After students and faculty at Georgetown successfully campaigned to cancel commencement speaker Morton Schapiro over his support for Israel, there is a similar movement to cancel NYU Professor and author Jonathan Haidt as the graduation speaker at New York University. Haidt is being targeted for his opposition to Diversity, Equity, and Inclusion (DEI) and, ironically, his opposition to cancel culture.
Haidt is the author of The Anxious Generation and The Coddling of the American Mind. He has written extensively against the culture of orthodoxy and viewpoint intolerance in higher education.
He is also the cofounder of the online Heterodox Academy, a nonprofit “dedicated to defending and modeling the norms of open inquiry and constructive disagreement.”
In a May 6 column, senior Mehr Kotval described Haidt as “an anti-woke author who has consistently patronized student activists” and called his selection as commencement speaker a “last parting gift of disrespect” from NYU.
The Student Government Association condemned the choice and, in a May 5 open letter, called his “deeply unsettling” selection unacceptable, accusing him of “making homophobic remarks in a class and public misconceptions about transgender identity.”
What is most striking about these complaints is that they captured perfectly the sense of orthodoxy in higher education, the very thing that Haidt and some of us have been addressing in our writings.
The fact that he is considered “anti-woke” and holds divergent views is considered intolerable at a university that has largely purged conservative, libertarian, and contrarian views from its faculty.
There is, of course, no problem with speakers holding far-left viewpoints. Likewise, the warm reception given to Justice Sonia Sotomayor has not been extended to other potential justices on the Supreme Court, such as Justice Clarence Thomas.
As I wrote earlier, this year’s commencement speakers list continues to reflect the same universal preference for Democratic political figures and liberal figures. Indeed, this year, schools seem to be doubling down with figures ranging from Nancy Pelosi (Notre Dame de Namur University) to Jamie Raskin (American University and Goucher College) to candidates like James Talarico (Paul Quinn College). There is no subtlety in their selection or their messages. Pelosi slammed the GOP and Trump while Talarico gave effectively a stump speech on fighting the billionaires.
The strained rationalization for the cancel campaign was illustrated in the quote from Grayson Stevenson, the outgoing sophomore class president at N.Y.U., who said, “I don’t think that students saying that the speaker doesn’t represent our values is the same thing as students being incapable of hearing opposing viewpoints. Those are two very different things.”

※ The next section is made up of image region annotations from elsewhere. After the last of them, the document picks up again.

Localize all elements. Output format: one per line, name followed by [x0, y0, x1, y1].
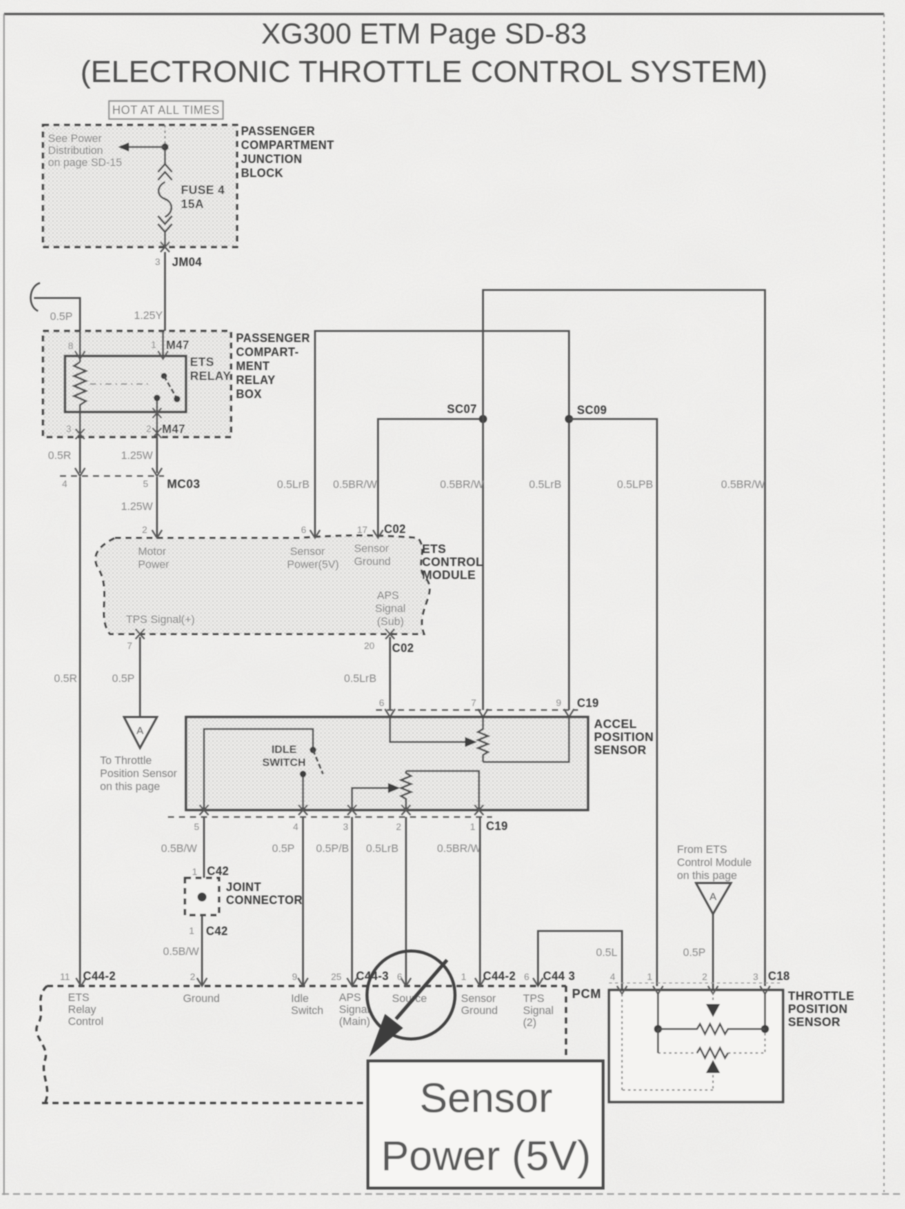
- svg-text:Relay: Relay: [68, 1004, 97, 1016]
- svg-text:0.5P: 0.5P: [112, 673, 135, 685]
- connector C02 bottom: [136, 629, 145, 639]
- connector C18 row: [609, 982, 783, 984]
- svg-text:0.5R: 0.5R: [48, 450, 71, 462]
- svg-text:ETS: ETS: [422, 542, 446, 556]
- svg-text:Switch: Switch: [291, 1005, 323, 1017]
- wire C19 pin2 to PCM source: [405, 817, 407, 986]
- wire C19 pin5 to joint connector C42: [203, 817, 205, 878]
- magnifier arrowhead: [369, 1014, 403, 1057]
- TPS box top pin marks: [617, 986, 627, 994]
- svg-text:9: 9: [292, 972, 297, 983]
- svg-text:0.5LrB: 0.5LrB: [277, 479, 309, 491]
- node SC09: [565, 415, 573, 423]
- relay pin 3 wire: [79, 412, 81, 437]
- relay switch contact top: [161, 373, 167, 379]
- node SC07: [479, 415, 487, 423]
- accel box bottom pin marks: [200, 805, 209, 815]
- accel pot 1 bottom to pin9: [483, 717, 569, 762]
- long left wire 0.5R down to PCM: [79, 477, 81, 986]
- magnifier shaft: [396, 960, 447, 1019]
- svg-text:SC09: SC09: [577, 405, 607, 417]
- fuse F4 connector chevrons top: [158, 164, 172, 180]
- svg-text:1.25Y: 1.25Y: [134, 310, 163, 322]
- svg-text:1: 1: [192, 867, 197, 878]
- idle switch contact bottom: [300, 771, 306, 777]
- page frame bottom: [2, 1193, 903, 1195]
- svg-text:FUSE 4: FUSE 4: [181, 183, 225, 197]
- svg-text:C19: C19: [577, 698, 599, 710]
- arrow to power distribution: [128, 146, 165, 148]
- svg-text:RELAY: RELAY: [190, 369, 231, 383]
- note: From ETS Control Module on this page: [677, 844, 752, 882]
- svg-text:20: 20: [364, 641, 375, 652]
- page frame left: [3, 14, 5, 1195]
- TPS wiper down-arrow: [706, 1004, 720, 1017]
- node junction dot: [162, 144, 169, 151]
- svg-text:7: 7: [471, 698, 476, 709]
- PCM pin name ETS Relay Control: [68, 992, 103, 1028]
- PCM box (dashed, torn left edge): [47, 985, 566, 987]
- TPS pin4 dotted return wire: [622, 993, 713, 1090]
- svg-text:2: 2: [146, 424, 151, 435]
- svg-text:POSITION: POSITION: [594, 730, 654, 744]
- svg-text:MENT: MENT: [236, 361, 270, 373]
- svg-text:0.5BR/W: 0.5BR/W: [437, 843, 482, 855]
- svg-text:C44-2: C44-2: [483, 971, 516, 983]
- relay switch contact right: [174, 396, 180, 402]
- svg-text:0.5P: 0.5P: [683, 947, 706, 959]
- label ETS RELAY: [190, 355, 231, 383]
- passenger compartment junction block box: [43, 125, 237, 247]
- svg-text:4: 4: [610, 972, 615, 983]
- svg-text:1: 1: [470, 822, 475, 833]
- off-page connector triangle A (from ETS module): [696, 883, 731, 914]
- svg-text:3: 3: [66, 424, 71, 435]
- svg-text:PASSENGER: PASSENGER: [236, 333, 310, 345]
- note: To Throttle Position Sensor on this page: [100, 755, 177, 793]
- joint connector C42 box: [185, 878, 219, 915]
- svg-text:Sensor: Sensor: [354, 543, 389, 555]
- accel pot 1 wiper arrow: [390, 717, 466, 742]
- svg-text:5: 5: [194, 822, 199, 833]
- svg-text:0.5BR/W: 0.5BR/W: [440, 479, 485, 491]
- idle switch blade: [313, 750, 323, 774]
- svg-text:C42: C42: [207, 866, 229, 878]
- idle switch output wire: [302, 777, 304, 810]
- svg-text:BLOCK: BLOCK: [241, 168, 284, 180]
- connector JM04: [155, 257, 202, 269]
- wire C19 pin4 to PCM idle switch: [302, 817, 304, 986]
- svg-text:0.5LrB: 0.5LrB: [529, 479, 561, 491]
- svg-text:COMPART-: COMPART-: [236, 347, 299, 359]
- svg-text:Motor: Motor: [138, 546, 166, 558]
- svg-text:ACCEL: ACCEL: [594, 717, 637, 731]
- svg-text:2: 2: [702, 972, 707, 983]
- svg-text:JUNCTION: JUNCTION: [241, 154, 302, 166]
- passenger compartment relay box (dashed): [43, 331, 231, 437]
- svg-text:0.5P: 0.5P: [50, 311, 73, 323]
- TPS up-arrow under R2: [706, 1060, 720, 1073]
- TPS pin2 wiper dotted wire: [712, 992, 714, 1003]
- R2 left feed from node: [657, 1029, 659, 1053]
- label ACCEL POSITION SENSOR: [594, 717, 654, 757]
- svg-text:Power: Power: [138, 559, 170, 571]
- connector C19 top: [376, 709, 578, 711]
- wire-break hook from left (0.5P feed): [31, 283, 40, 311]
- svg-text:THROTTLE: THROTTLE: [788, 989, 854, 1003]
- wire SC09 to C18 pin1: [569, 419, 657, 986]
- svg-text:COMPARTMENT: COMPARTMENT: [241, 140, 334, 152]
- svg-text:6: 6: [397, 972, 402, 983]
- sensor power callout box: [368, 1061, 603, 1188]
- svg-text:2: 2: [396, 822, 401, 833]
- svg-text:0.5BR/W: 0.5BR/W: [333, 479, 378, 491]
- svg-text:SC07: SC07: [447, 404, 477, 416]
- svg-text:0.5B/W: 0.5B/W: [161, 843, 198, 855]
- svg-text:A: A: [709, 891, 716, 903]
- svg-text:PASSENGER: PASSENGER: [241, 126, 315, 138]
- svg-text:4: 4: [62, 479, 67, 490]
- wire MC03 pin5 to module: [156, 477, 158, 538]
- svg-text:7: 7: [127, 641, 132, 652]
- svg-text:APS: APS: [377, 590, 399, 602]
- svg-text:15A: 15A: [181, 197, 204, 211]
- wire C42 to PCM ground: [201, 915, 203, 986]
- svg-text:8: 8: [68, 341, 73, 352]
- svg-text:C02: C02: [384, 524, 406, 536]
- svg-text:0.5LPB: 0.5LPB: [617, 479, 653, 491]
- svg-text:1: 1: [189, 926, 194, 937]
- PCM pin name APS Signal (Main): [339, 992, 370, 1028]
- label FUSE 4 15A: [181, 183, 225, 211]
- svg-text:Ground: Ground: [183, 993, 220, 1005]
- svg-text:2: 2: [142, 525, 147, 536]
- page frame right: [883, 14, 885, 1192]
- PCM top edge pin chevrons: [76, 978, 86, 986]
- wire C19 pin3 to PCM APS signal: [351, 817, 353, 986]
- x-mark at box exit: [161, 242, 170, 252]
- svg-text:0.5BR/W: 0.5BR/W: [721, 479, 766, 491]
- relay pin 1 wire + M47: [162, 331, 164, 357]
- svg-text:(2): (2): [523, 1017, 536, 1029]
- svg-text:Power(5V): Power(5V): [287, 559, 339, 571]
- PCM pin name Idle Switch: [291, 993, 323, 1017]
- svg-text:PCM: PCM: [572, 987, 601, 1001]
- throttle position sensor box: [609, 990, 783, 1102]
- svg-text:on page SD-15: on page SD-15: [48, 157, 122, 169]
- svg-text:0.5LrB: 0.5LrB: [344, 673, 376, 685]
- svg-text:6: 6: [301, 525, 306, 536]
- wire triangle A to C18 pin2: [712, 914, 714, 990]
- svg-text:From ETS: From ETS: [677, 844, 727, 856]
- note: see power distribution: [48, 133, 122, 169]
- svg-text:3: 3: [753, 972, 758, 983]
- wire node to fuse: [164, 150, 166, 165]
- magnifier circle highlight: [367, 951, 455, 1039]
- accel pot 1 resistor: [478, 717, 488, 762]
- label: PASSENGER COMPARTMENT JUNCTION BLOCK: [241, 126, 334, 180]
- relay switch blade: [164, 376, 176, 397]
- svg-text:M47: M47: [162, 424, 185, 436]
- svg-text:SENSOR: SENSOR: [594, 743, 647, 757]
- wire SC07 down to C19 pin7: [482, 419, 484, 710]
- svg-text:0.5L: 0.5L: [596, 947, 617, 959]
- svg-text:on this page: on this page: [100, 781, 160, 793]
- svg-text:(Main): (Main): [339, 1016, 370, 1028]
- svg-text:Position Sensor: Position Sensor: [100, 768, 177, 780]
- svg-text:XG300 ETM Page SD-83: XG300 ETM Page SD-83: [261, 19, 587, 51]
- accel pot 2 resistor: [401, 771, 411, 810]
- svg-text:9: 9: [556, 698, 561, 709]
- svg-text:Signal: Signal: [339, 1004, 370, 1016]
- svg-text:6: 6: [379, 698, 384, 709]
- svg-text:IDLE: IDLE: [271, 744, 296, 756]
- relay pin 8 wire: [79, 331, 81, 362]
- svg-text:Distribution: Distribution: [48, 145, 103, 157]
- svg-text:JM04: JM04: [172, 257, 202, 269]
- idle switch feed wire: [204, 729, 313, 810]
- wire C19 pin1 to PCM sensor ground: [479, 817, 481, 986]
- svg-text:MODULE: MODULE: [422, 568, 476, 582]
- wire from box top to node: [164, 125, 166, 144]
- svg-text:C44-2: C44-2: [83, 971, 116, 983]
- idle switch contact top: [310, 747, 316, 753]
- relay pin 2 wire: [156, 401, 158, 437]
- fuse FUSE 4 15A element: [159, 182, 172, 217]
- svg-text:ETS: ETS: [68, 992, 89, 1004]
- wire TPS Signal(+) down to triangle A: [139, 637, 141, 716]
- svg-text:Signal: Signal: [523, 1005, 554, 1017]
- svg-text:POSITION: POSITION: [788, 1002, 848, 1016]
- wire to JM04: [164, 252, 166, 331]
- svg-text:1: 1: [461, 972, 466, 983]
- svg-text:C42: C42: [206, 926, 228, 938]
- svg-text:CONNECTOR: CONNECTOR: [226, 895, 303, 907]
- label: PASSENGER COMPART-MENT RELAY BOX: [236, 333, 310, 401]
- TPS pin3 wire to node: [764, 992, 766, 1029]
- svg-text:See Power: See Power: [48, 133, 102, 145]
- page frame top: [4, 13, 884, 15]
- svg-text:1: 1: [151, 340, 156, 351]
- svg-text:TPS: TPS: [523, 993, 544, 1005]
- svg-text:Signal: Signal: [375, 603, 406, 615]
- label IDLE SWITCH: [262, 744, 305, 769]
- svg-text:Ground: Ground: [461, 1005, 498, 1017]
- joint connector node dot: [198, 893, 207, 902]
- relay ETS RELAY outline: [65, 356, 186, 412]
- svg-text:C02: C02: [392, 643, 414, 655]
- svg-text:Control: Control: [68, 1016, 103, 1028]
- PCM pin name Sensor Ground: [461, 993, 498, 1017]
- svg-text:(ELECTRONIC THROTTLE CONTROL S: (ELECTRONIC THROTTLE CONTROL SYSTEM): [80, 54, 767, 89]
- wire PCM TPS signal up-over to C18 pin4: [538, 931, 622, 990]
- svg-text:BOX: BOX: [236, 389, 262, 401]
- wire relay pin3 down: [79, 437, 81, 473]
- svg-text:C44 3: C44 3: [543, 971, 575, 983]
- wire SC07 up over to C18 pin3: [483, 290, 765, 986]
- svg-text:3: 3: [155, 257, 160, 268]
- accel pot 2 top wire to pin1: [406, 771, 479, 810]
- svg-text:5: 5: [143, 479, 148, 490]
- relay coil: [74, 362, 86, 412]
- svg-text:0.5P/B: 0.5P/B: [316, 843, 349, 855]
- svg-text:1.25W: 1.25W: [121, 501, 153, 513]
- svg-text:SENSOR: SENSOR: [788, 1015, 841, 1029]
- svg-text:Sensor: Sensor: [290, 546, 325, 558]
- label THROTTLE POSITION SENSOR: [788, 989, 854, 1029]
- svg-text:17: 17: [357, 525, 368, 536]
- svg-text:C18: C18: [768, 971, 790, 983]
- connector C19 bottom: [168, 816, 492, 818]
- label JOINT CONNECTOR: [226, 882, 303, 907]
- svg-text:Ground: Ground: [354, 556, 391, 568]
- svg-text:11: 11: [60, 972, 70, 983]
- svg-text:Sensor: Sensor: [419, 1074, 552, 1121]
- off-page connector triangle A (to TPS): [124, 717, 157, 748]
- svg-text:Sensor: Sensor: [461, 993, 496, 1005]
- svg-text:1.25W: 1.25W: [121, 450, 153, 462]
- R2 right feed dotted: [764, 1033, 766, 1053]
- svg-text:APS: APS: [339, 992, 361, 1004]
- net 0.5LrB: C02 pin6 up over to SC09 down to C19 pin9: [315, 331, 569, 710]
- HOT AT ALL TIMES label box: [109, 101, 223, 119]
- svg-text:1: 1: [647, 972, 652, 983]
- svg-text:A: A: [136, 725, 143, 737]
- TPS resistor R1: [658, 1024, 765, 1034]
- svg-text:CONTROL: CONTROL: [422, 555, 483, 569]
- svg-text:M47: M47: [166, 340, 189, 352]
- TPS resistor R2 (dotted ends): [697, 1048, 728, 1058]
- svg-text:0.5LrB: 0.5LrB: [366, 843, 398, 855]
- svg-text:0.5P: 0.5P: [272, 843, 295, 855]
- svg-text:0.5R: 0.5R: [54, 673, 77, 685]
- svg-text:ETS: ETS: [190, 355, 214, 369]
- wire fuse to box bottom: [164, 232, 166, 247]
- svg-text:25: 25: [331, 972, 342, 983]
- svg-text:HOT AT ALL TIMES: HOT AT ALL TIMES: [112, 105, 219, 117]
- net 0.5BR/W: C02 pin17 up to SC07: [378, 419, 483, 538]
- connector C02 top pins: [152, 530, 162, 538]
- accel pot 2 wiper arrow: [352, 788, 389, 810]
- wire relay pin2 down: [156, 437, 158, 473]
- relay coil-contact link (dash-dot): [90, 383, 150, 385]
- label ETS CONTROL MODULE: [422, 542, 483, 582]
- ETS control module body (torn dashed outline, stippled): [95, 536, 429, 635]
- svg-text:2: 2: [190, 972, 195, 983]
- svg-text:C19: C19: [486, 821, 508, 833]
- TPS pin1 wire to node: [657, 992, 659, 1029]
- svg-text:SWITCH: SWITCH: [262, 757, 305, 769]
- svg-text:3: 3: [343, 822, 348, 833]
- svg-text:Power (5V): Power (5V): [381, 1132, 591, 1179]
- svg-text:Control Module: Control Module: [677, 857, 752, 869]
- relay switch contact left (to pin 2): [154, 395, 160, 401]
- svg-text:on this page: on this page: [677, 870, 737, 882]
- accel position sensor box: [186, 717, 588, 810]
- svg-text:JOINT: JOINT: [226, 882, 261, 894]
- PCM pin name TPS Signal (2): [523, 993, 554, 1029]
- wire APS Signal (Sub) down to C19 pin6: [389, 637, 391, 710]
- svg-text:4: 4: [293, 822, 298, 833]
- svg-text:6: 6: [524, 972, 529, 983]
- svg-text:Idle: Idle: [291, 993, 309, 1005]
- svg-text:To Throttle: To Throttle: [100, 755, 152, 767]
- svg-text:RELAY: RELAY: [236, 375, 275, 387]
- svg-text:TPS Signal(+): TPS Signal(+): [126, 614, 195, 626]
- svg-text:0.5B/W: 0.5B/W: [163, 946, 200, 958]
- svg-text:MC03: MC03: [167, 477, 200, 491]
- wire hook to relay: [34, 298, 80, 331]
- fuse connector chevrons bottom: [158, 216, 172, 232]
- connector MC03: [60, 475, 164, 477]
- svg-text:(Sub): (Sub): [377, 616, 404, 628]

No, it says you should not have to listen to “hearing opposing viewpoints.” You are physically capable of hearing them, but you have been taught throughout your education that you should not be subjected to views that they disagree with or find triggering.
I would expect that, given his long fight for intellectual diversity, Haidt will not prove as easy to get to self-cancel. Often, speakers targeted in these campaigns do not want to risk the embarrassing protests or interruptions during a speech.
The campaign, however, has likely succeeded as a warning to other administrators that they need to select speakers who run from the left to the far left, or face such complications or confrontations.
Haidt, who describes himself as “a non-partisan centrist,” has written about the very sentiments expressed in the campaign against him at NYU. He is a critic of Herbert Marcuse, who called for a new type of “liberating” tolerance which is achieved through suppressing non-progressive voices.
He should give this commencement speech and start with his prior views on the scourge of viewpoint intolerance in higher education:
“Truth is a process, not just an end-state. The Righteous Mind was about the obstacles to that process, such as confirmation bias, motivated reasoning, tribalism, and the worship of sacred values. Given the many ways that our moral psychology warps our reasoning, it’s a wonder we’ve gotten as far as we have, as a species. That’s what’s so brilliant about science: it is a way of putting people together so that they challenge each other and cancel out each others’ confirmation biases and tribal commitments. The truth emerges from the interaction of flawed individuals.”